The Naira depreciated to its weakest in three months against the dollar after the country’s inflation accelerated.
The naira declined 0.5 per cent to N158.78 per dollar in Lagos, headed for its weakest since February 14, according to data compiled by Bloomberg.
Inflation accelerated to 12.9 percent in April, the fastest since October 2010, from 12.1 per cent in March, the National Bureau of Statistics said yesterday. The Central Bank of Nigeria, which raised its policy rate to a record 12 per cent in October, forecast inflation would peak at 14.5 per cent in the third quarter before gradually slowing to below 10 per cent by the end of 2013.
“The inflation rate will put the naira under pressure of depreciation,” Bismarck Rewane, the Chief Executive Officer of the Lagos-based Financial Derivatives Co., said by phone.
today. “The central bank may want to fight inflation by holding the rate at the current level as increasing it further will be counter-productive.”

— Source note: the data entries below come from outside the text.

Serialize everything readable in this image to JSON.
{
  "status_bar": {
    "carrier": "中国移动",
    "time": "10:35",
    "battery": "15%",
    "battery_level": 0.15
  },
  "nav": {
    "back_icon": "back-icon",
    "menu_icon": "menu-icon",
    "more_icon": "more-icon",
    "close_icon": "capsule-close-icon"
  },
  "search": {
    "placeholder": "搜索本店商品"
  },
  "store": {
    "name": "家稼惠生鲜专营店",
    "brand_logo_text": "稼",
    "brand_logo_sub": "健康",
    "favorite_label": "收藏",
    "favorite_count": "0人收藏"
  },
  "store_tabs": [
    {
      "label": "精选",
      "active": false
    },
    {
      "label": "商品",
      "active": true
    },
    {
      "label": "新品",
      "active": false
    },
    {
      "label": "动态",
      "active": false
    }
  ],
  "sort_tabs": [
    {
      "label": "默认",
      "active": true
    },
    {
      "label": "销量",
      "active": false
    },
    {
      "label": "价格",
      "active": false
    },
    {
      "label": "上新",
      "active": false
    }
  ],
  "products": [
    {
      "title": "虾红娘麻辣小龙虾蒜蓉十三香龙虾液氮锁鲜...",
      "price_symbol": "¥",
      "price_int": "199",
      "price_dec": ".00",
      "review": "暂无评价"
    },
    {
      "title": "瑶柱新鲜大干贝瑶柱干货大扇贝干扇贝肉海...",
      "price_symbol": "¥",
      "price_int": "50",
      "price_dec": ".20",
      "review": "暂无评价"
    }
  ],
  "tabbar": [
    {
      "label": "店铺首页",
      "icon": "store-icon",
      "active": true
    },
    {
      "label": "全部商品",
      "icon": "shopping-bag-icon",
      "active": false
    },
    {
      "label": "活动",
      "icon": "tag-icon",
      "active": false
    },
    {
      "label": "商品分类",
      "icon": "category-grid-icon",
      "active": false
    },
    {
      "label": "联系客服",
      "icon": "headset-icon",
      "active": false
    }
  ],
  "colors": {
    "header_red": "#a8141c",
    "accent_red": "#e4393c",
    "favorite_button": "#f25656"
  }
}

“We expect inflation to peak at about 13.5 percent in July, owing largely to the secondary effects of the partial removal of fuel subsidies earlier this year,” Absa Capital strategists, led by Ridle Markus in Johannesburg, wrote in a report today.
Yields on Nigeria’s Eurobonds due 2021 declined by four basis points to 5.430 percent in London.
Borrowing costs on domestic bonds due 2015 gained four basis points to 15.03 percent as of May 14 data on the Financial Markets Dealers Association website.